In 2007, he helped establish one of the first youth gender clinics in the United States in Boston. “Kids applying today are very different from what I saw in the early days,” Edwards-Leeper said.

Edwards-Leeper said she’s more likely to see adolescents who have recently begun to question their gender, a decade ago when her patients had longstanding concerns about their bodies.

These seemingly sudden changes — other mental health issues or a history of trauma — should be flags for providers to slow down, he said.
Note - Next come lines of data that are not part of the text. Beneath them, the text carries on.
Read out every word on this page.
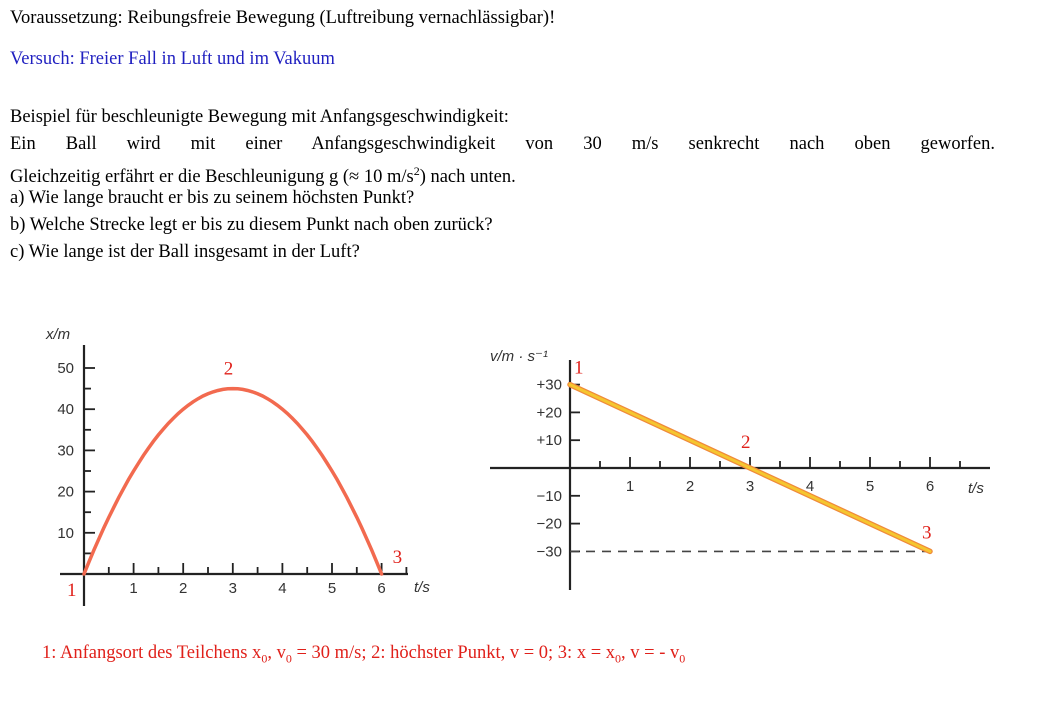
Voraussetzung: Reibungsfreie Bewegung (Luftreibung vernachlässigbar)!
Versuch: Freier Fall in Luft und im Vakuum
Beispiel für beschleunigte Bewegung mit Anfangsgeschwindigkeit:
Ein Ball wird mit einer Anfangsgeschwindigkeit von 30 m/s senkrecht nach oben geworfen.
Gleichzeitig erfährt er die Beschleunigung g (≈ 10 $m/s^2$) nach unten.
a) Wie lange braucht er bis zu seinem höchsten Punkt?
b) Welche Strecke legt er bis zu diesem Punkt nach oben zurück?
c) Wie lange ist der Ball insgesamt in der Luft?
x/m
t/s
10
20
30
40
50
1	2	3	4	5	6
1
2
3
v/m · s⁻¹
t/s
−30
−20
−10
+10
+20
+30
1	2	3	4	5	6
1
2
3
1: Anfangsort des Teilchens $x_0$, $v_0 = 30$ m/s; 2: höchster Punkt, v = 0; 3: $x = x_0$, v = - $v_0$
Instead, some sex clinics with long waiting lists “blindly approve” of adolescent patients by offering them hormones without taking these potential problems seriously.

And while it’s unclear how often, some people who transitioned when they were younger reported break the transition later on. Although some people whose transition is impaired more liquid gender identity, others are uncomfortable living with irreversible changes caused by hormones or surgeries.

“These issues of poor appraisal and what I sometimes call hasty or sloppy maintenance resulted in potential harm,” he said. Erica Anderson, a clinical psychologist working with transgender adolescents in Berkeley, California.

70-year-old Dr. Anderson said she understands the trauma of being deprived of care. She first realized she was transgender in her 30s, but didn’t consult an endocrinologist about hormone therapy until she was 45. “The doctor’s response was, ‘I can’t help you,'” she said. Desperately, he waited a few more years before making a medical transition again.